The law permits a minor to seek a judicial bypass, essentially asking a judge for permission to have an abortion without notice to the patient’s legal guardian.
Moeller says abortions are the only procedure in pregnancy that require notification; a young woman could have potentially dangerous procedures as part of the pregnancy without any parental involvement.
Her attempt to repeal the notification law did not advance during the 2021 regular legislative session that ended in May, despite Democratic supermajorities in the General Assembly and a legislative makeup similar to the one that approved the Reproductive Health Act.
But Moeller is hopeful it will pass when legislators resume meeting — their earliest chance could be Thursday, when the legislature will be back at the statehouse for a special session focused on an energy package.
Abortion rights legislators may be galvanized by the Texas law, especially as Planned Parenthood’s Welch suspects other states may soon copy it.
“I think it’s going to be a little bit of a race to the bottom for some of our surrounding states to see which of them can pass a similar law the quickest,” Welch said, including Kentucky and Missouri. “When the Supreme Court, we’ll say ‘punted’ last week by not stopping this law from becoming effective when the case wound through the courts, then every state that wants to have a restriction like this felt emboldened to give that a try.”
She wants Illinois women to know that despite the Texas law, abortions are still legal in Illinois, and safe care is available at Planned Parenthood’s 17 clinics and telehealth option.
“We have to be honest about what this law does, and the thing that we’re still struggling with, even in Illinois where abortion is safe – the question is, is it really accessible? Because we know that a system of disinvestment and racism has meant that health care isn’t everywhere,” Welch said. “People with wealth and means and transportation and the ability to take multiple days off of work will be able to travel for care.
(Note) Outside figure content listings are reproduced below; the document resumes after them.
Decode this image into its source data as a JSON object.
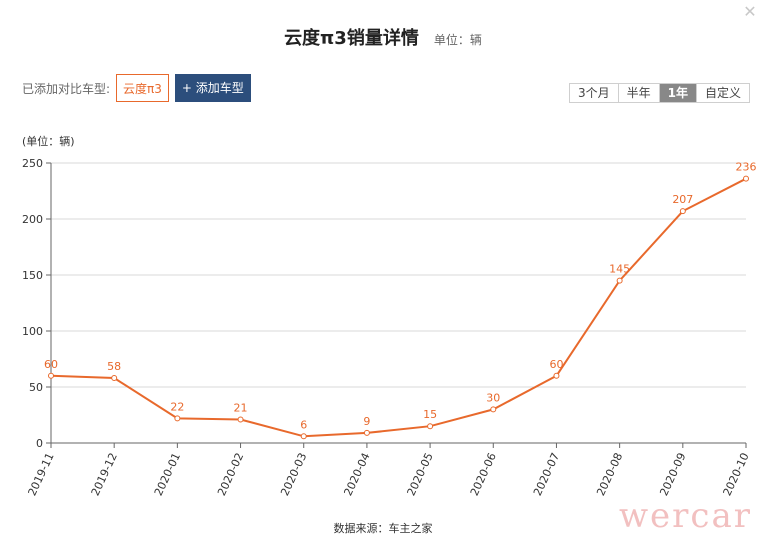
{
  "window": {
    "close_icon": "close-icon"
  },
  "header": {
    "title": "云度π3销量详情",
    "unit": "单位：辆"
  },
  "compare": {
    "label": "已添加对比车型:",
    "model": "云度π3",
    "add_button": "+ 添加车型"
  },
  "range_tabs": [
    {
      "label": "3个月",
      "active": false
    },
    {
      "label": "半年",
      "active": false
    },
    {
      "label": "1年",
      "active": true
    },
    {
      "label": "自定义",
      "active": false
    }
  ],
  "chart_data": {
    "type": "line",
    "title": "云度π3销量详情",
    "ylabel": "(单位：辆)",
    "xlabel": "",
    "ylim": [
      0,
      250
    ],
    "yticks": [
      0,
      50,
      100,
      150,
      200,
      250
    ],
    "grid": true,
    "categories": [
      "2019-11",
      "2019-12",
      "2020-01",
      "2020-02",
      "2020-03",
      "2020-04",
      "2020-05",
      "2020-06",
      "2020-07",
      "2020-08",
      "2020-09",
      "2020-10"
    ],
    "series": [
      {
        "values": [
          60,
          58,
          22,
          21,
          6,
          9,
          15,
          30,
          60,
          145,
          207,
          236
        ],
        "color": "#e8692c"
      }
    ]
  },
  "footer": {
    "source": "数据来源：车主之家",
    "watermark": "wercar"
  },
  "colors": {
    "accent": "#e8692c",
    "button": "#2c4e7c",
    "grid": "#d9d9d9"
  }
}
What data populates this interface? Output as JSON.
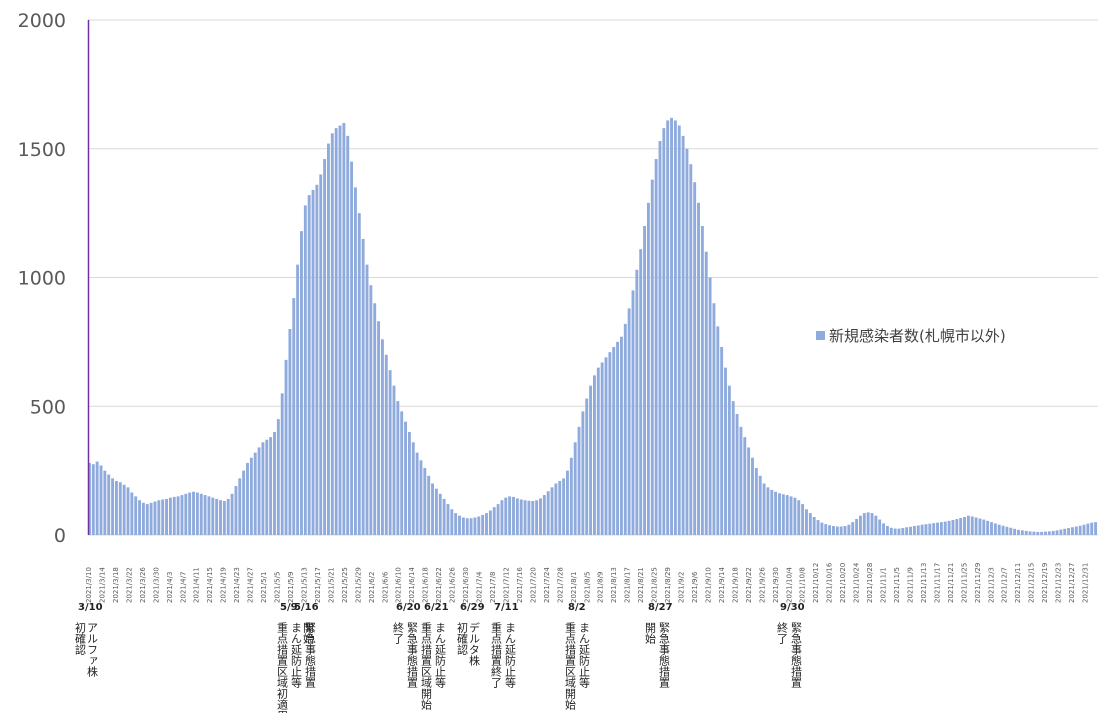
{
  "chart_data": {
    "type": "bar",
    "title": "",
    "xlabel": "",
    "ylabel": "",
    "ylim": [
      0,
      2000
    ],
    "yticks": [
      0,
      500,
      1000,
      1500,
      2000
    ],
    "grid": true,
    "legend_position": "right",
    "bar_color": "#8faadc",
    "series": [
      {
        "name": "新規感染者数(札幌市以外)",
        "values": [
          280,
          275,
          285,
          270,
          250,
          235,
          220,
          210,
          205,
          195,
          185,
          165,
          150,
          135,
          125,
          120,
          125,
          130,
          135,
          138,
          140,
          145,
          148,
          150,
          155,
          160,
          165,
          168,
          165,
          160,
          155,
          150,
          145,
          140,
          135,
          132,
          140,
          160,
          190,
          220,
          250,
          280,
          300,
          320,
          340,
          360,
          370,
          380,
          400,
          450,
          550,
          680,
          800,
          920,
          1050,
          1180,
          1280,
          1320,
          1340,
          1360,
          1400,
          1460,
          1520,
          1560,
          1580,
          1590,
          1600,
          1550,
          1450,
          1350,
          1250,
          1150,
          1050,
          970,
          900,
          830,
          760,
          700,
          640,
          580,
          520,
          480,
          440,
          400,
          360,
          320,
          290,
          260,
          230,
          200,
          180,
          160,
          140,
          120,
          100,
          85,
          75,
          68,
          65,
          65,
          68,
          72,
          78,
          85,
          95,
          108,
          120,
          135,
          145,
          150,
          148,
          142,
          138,
          135,
          133,
          132,
          135,
          142,
          155,
          170,
          185,
          200,
          210,
          220,
          250,
          300,
          360,
          420,
          480,
          530,
          580,
          620,
          650,
          670,
          690,
          710,
          730,
          750,
          770,
          820,
          880,
          950,
          1030,
          1110,
          1200,
          1290,
          1380,
          1460,
          1530,
          1580,
          1610,
          1620,
          1610,
          1590,
          1550,
          1500,
          1440,
          1370,
          1290,
          1200,
          1100,
          1000,
          900,
          810,
          730,
          650,
          580,
          520,
          470,
          420,
          380,
          340,
          300,
          260,
          230,
          200,
          185,
          175,
          168,
          162,
          158,
          155,
          150,
          145,
          135,
          120,
          100,
          85,
          70,
          58,
          48,
          42,
          38,
          35,
          33,
          33,
          35,
          40,
          50,
          62,
          75,
          85,
          88,
          85,
          75,
          60,
          45,
          35,
          28,
          25,
          25,
          27,
          30,
          32,
          35,
          37,
          40,
          42,
          44,
          46,
          48,
          50,
          52,
          55,
          58,
          62,
          66,
          70,
          75,
          72,
          68,
          64,
          60,
          55,
          50,
          45,
          40,
          36,
          32,
          28,
          24,
          20,
          18,
          16,
          14,
          13,
          12,
          12,
          13,
          14,
          16,
          18,
          21,
          24,
          27,
          30,
          33,
          36,
          40,
          44,
          48,
          50
        ]
      }
    ],
    "x_tick_labels": [
      "2021/3/10",
      "2021/3/14",
      "2021/3/18",
      "2021/3/22",
      "2021/3/26",
      "2021/3/30",
      "2021/4/3",
      "2021/4/7",
      "2021/4/11",
      "2021/4/15",
      "2021/4/19",
      "2021/4/23",
      "2021/4/27",
      "2021/5/1",
      "2021/5/5",
      "2021/5/9",
      "2021/5/13",
      "2021/5/17",
      "2021/5/21",
      "2021/5/25",
      "2021/5/29",
      "2021/6/2",
      "2021/6/6",
      "2021/6/10",
      "2021/6/14",
      "2021/6/18",
      "2021/6/22",
      "2021/6/26",
      "2021/6/30",
      "2021/7/4",
      "2021/7/8",
      "2021/7/12",
      "2021/7/16",
      "2021/7/20",
      "2021/7/24",
      "2021/7/28",
      "2021/8/1",
      "2021/8/5",
      "2021/8/9",
      "2021/8/13",
      "2021/8/17",
      "2021/8/21",
      "2021/8/25",
      "2021/8/29",
      "2021/9/2",
      "2021/9/6",
      "2021/9/10",
      "2021/9/14",
      "2021/9/18",
      "2021/9/22",
      "2021/9/26",
      "2021/9/30",
      "2021/10/4",
      "2021/10/8",
      "2021/10/12",
      "2021/10/16",
      "2021/10/20",
      "2021/10/24",
      "2021/10/28",
      "2021/11/1",
      "2021/11/5",
      "2021/11/9",
      "2021/11/13",
      "2021/11/17",
      "2021/11/21",
      "2021/11/25",
      "2021/11/29",
      "2021/12/3",
      "2021/12/7",
      "2021/12/11",
      "2021/12/15",
      "2021/12/19",
      "2021/12/23",
      "2021/12/27",
      "2021/12/31"
    ],
    "annotations": [
      {
        "date": "3/10",
        "lines": [
          "初確認",
          "アルファ株"
        ]
      },
      {
        "date": "5/9",
        "lines": [
          "重点措置区域初適用"
        ]
      },
      {
        "date": "5/16",
        "lines": [
          "まん延防止等",
          "開始"
        ]
      },
      {
        "date": "",
        "lines": [
          "緊急事態措置"
        ]
      },
      {
        "date": "6/20",
        "lines": [
          "終了"
        ]
      },
      {
        "date": "",
        "lines": [
          "緊急事態措置"
        ]
      },
      {
        "date": "6/21",
        "lines": [
          "重点措置区域開始"
        ]
      },
      {
        "date": "",
        "lines": [
          "まん延防止等"
        ]
      },
      {
        "date": "6/29",
        "lines": [
          "初確認",
          "デルタ株"
        ]
      },
      {
        "date": "7/11",
        "lines": [
          "重点措置終了"
        ]
      },
      {
        "date": "",
        "lines": [
          "まん延防止等"
        ]
      },
      {
        "date": "8/2",
        "lines": [
          "重点措置区域開始"
        ]
      },
      {
        "date": "",
        "lines": [
          "まん延防止等"
        ]
      },
      {
        "date": "8/27",
        "lines": [
          "開始"
        ]
      },
      {
        "date": "",
        "lines": [
          "緊急事態措置"
        ]
      },
      {
        "date": "9/30",
        "lines": [
          "終了"
        ]
      },
      {
        "date": "",
        "lines": [
          "緊急事態措置"
        ]
      }
    ]
  }
}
But people who already have barriers to health care, people who are in those exact communities that have been most impacted by the COVID pandemic – Black and brown people, people in rural communities, people in health care deserts, they’re most impacted by this law and they will really have the challenges of finding the funds and the time and the childcare to travel for care because of this horrible Texas law.”
That Illinois welcomes those from states with severe restrictions on abortions to have the procedure here is among Illinois Right to Life’s chief concerns.
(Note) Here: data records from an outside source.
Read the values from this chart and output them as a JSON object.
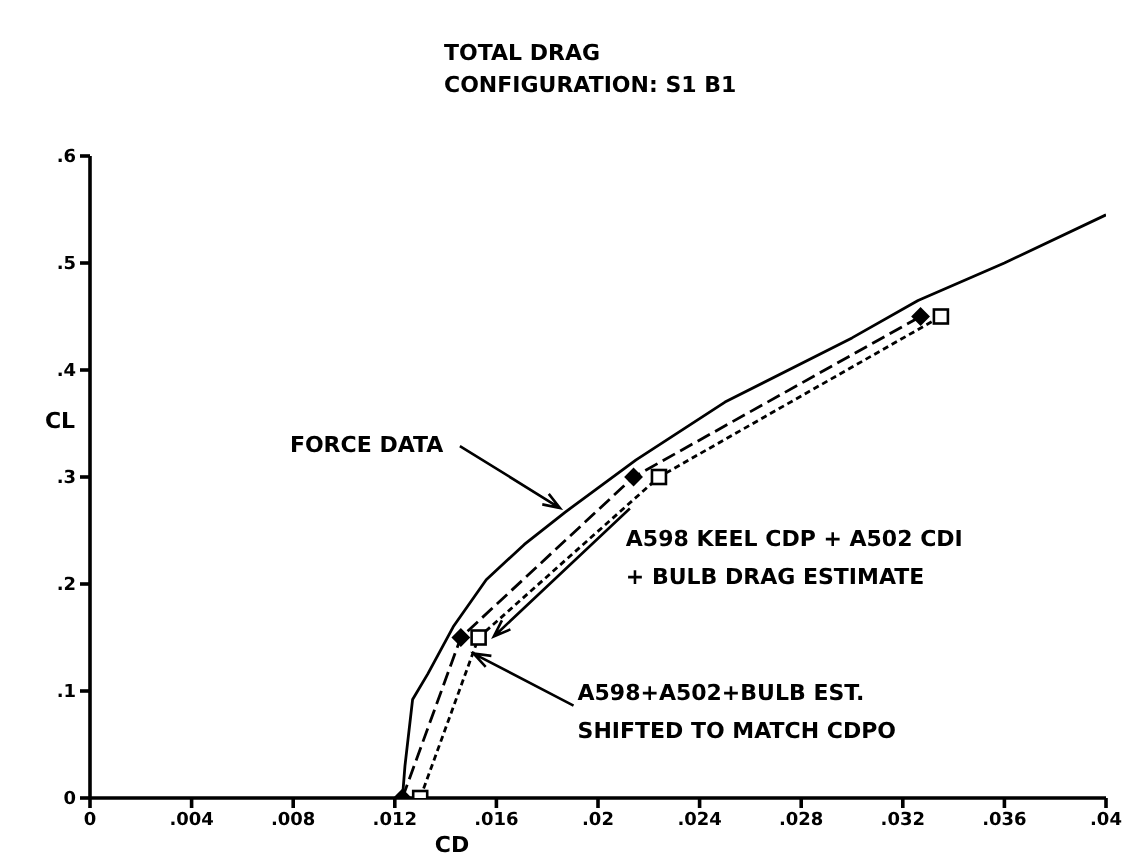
{
  "chart_data": {
    "type": "line",
    "title": "TOTAL DRAG",
    "subtitle": "CONFIGURATION: S1 B1",
    "xlabel": "CD",
    "ylabel": "CL",
    "xlim": [
      0,
      0.04
    ],
    "ylim": [
      0,
      0.6
    ],
    "xticks": [
      0,
      {
        "value": 0.004,
        "label": ".004"
      },
      {
        "value": 0.008,
        "label": ".008"
      },
      {
        "value": 0.012,
        "label": ".012"
      },
      {
        "value": 0.016,
        "label": ".016"
      },
      {
        "value": 0.02,
        "label": ".02"
      },
      {
        "value": 0.024,
        "label": ".024"
      },
      {
        "value": 0.028,
        "label": ".028"
      },
      {
        "value": 0.032,
        "label": ".032"
      },
      {
        "value": 0.036,
        "label": ".036"
      },
      {
        "value": 0.04,
        "label": ".04"
      }
    ],
    "yticks": [
      0,
      {
        "value": 0.1,
        "label": ".1"
      },
      {
        "value": 0.2,
        "label": ".2"
      },
      {
        "value": 0.3,
        "label": ".3"
      },
      {
        "value": 0.4,
        "label": ".4"
      },
      {
        "value": 0.5,
        "label": ".5"
      },
      {
        "value": 0.6,
        "label": ".6"
      }
    ],
    "grid": false,
    "series": [
      {
        "color": "#000000",
        "line_style": "solid",
        "marker": "none",
        "x": [
          0.0123,
          0.0124,
          0.0127,
          0.0133,
          0.0143,
          0.0156,
          0.0171,
          0.0187,
          0.0215,
          0.025,
          0.03,
          0.0326,
          0.036,
          0.04
        ],
        "values": [
          0,
          0.03,
          0.092,
          0.116,
          0.16,
          0.204,
          0.237,
          0.267,
          0.316,
          0.37,
          0.43,
          0.465,
          0.5,
          0.545
        ]
      },
      {
        "color": "#000000",
        "line_style": "dashed",
        "marker": "diamond",
        "x": [
          0.0123,
          0.0146,
          0.0214,
          0.0327
        ],
        "values": [
          0,
          0.15,
          0.3,
          0.45
        ]
      },
      {
        "color": "#000000",
        "line_style": "dotted",
        "marker": "square",
        "x": [
          0.013,
          0.0153,
          0.0224,
          0.0335
        ],
        "values": [
          0,
          0.15,
          0.3,
          0.45
        ]
      }
    ],
    "annotations": [
      {
        "text": "FORCE DATA",
        "x": 0.0185,
        "y": 0.271
      },
      {
        "text": "A598 KEEL CDP + A502 CDI\n+ BULB DRAG ESTIMATE",
        "x": 0.0159,
        "y": 0.151
      },
      {
        "text": "A598+A502+BULB EST.\nSHIFTED TO MATCH CDPO",
        "x": 0.0151,
        "y": 0.135
      }
    ]
  }
}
“All of our surrounding states have very protective pro-life laws. Missouri, in fact, basically has no abortion any more,” Gehrke said. “Wisconsin, Indiana and Iowa too are states with lots of pro-life protective laws. Illinois on the other hand is an island of abortion extremism right in the middle of the nation. And Gov. Pritzker has made no secret of the fact that he wants Illinois to be an abortion destination for women not only in the Midwest but throughout the country. Illinois’ abortion laws are really, really out of touch with what the rest of the nation would find reasonable.”
The governor last week said he was “very concerned” about the Texas abortion ban, and that he is focused on making sure Illinois is a “beacon of hope for women who need reproductive health.”
“Shame on those Texas lawmakers for taking away not just women’s rights, but women’s health,” said Pritzker, a Democrat. “Banning abortion does not keep women safe.”
Pritzker in July signed a law that makes birth control available without a prescription. Come January, pharmacists will be able to dispense hormonal birth control without a doctor’s order.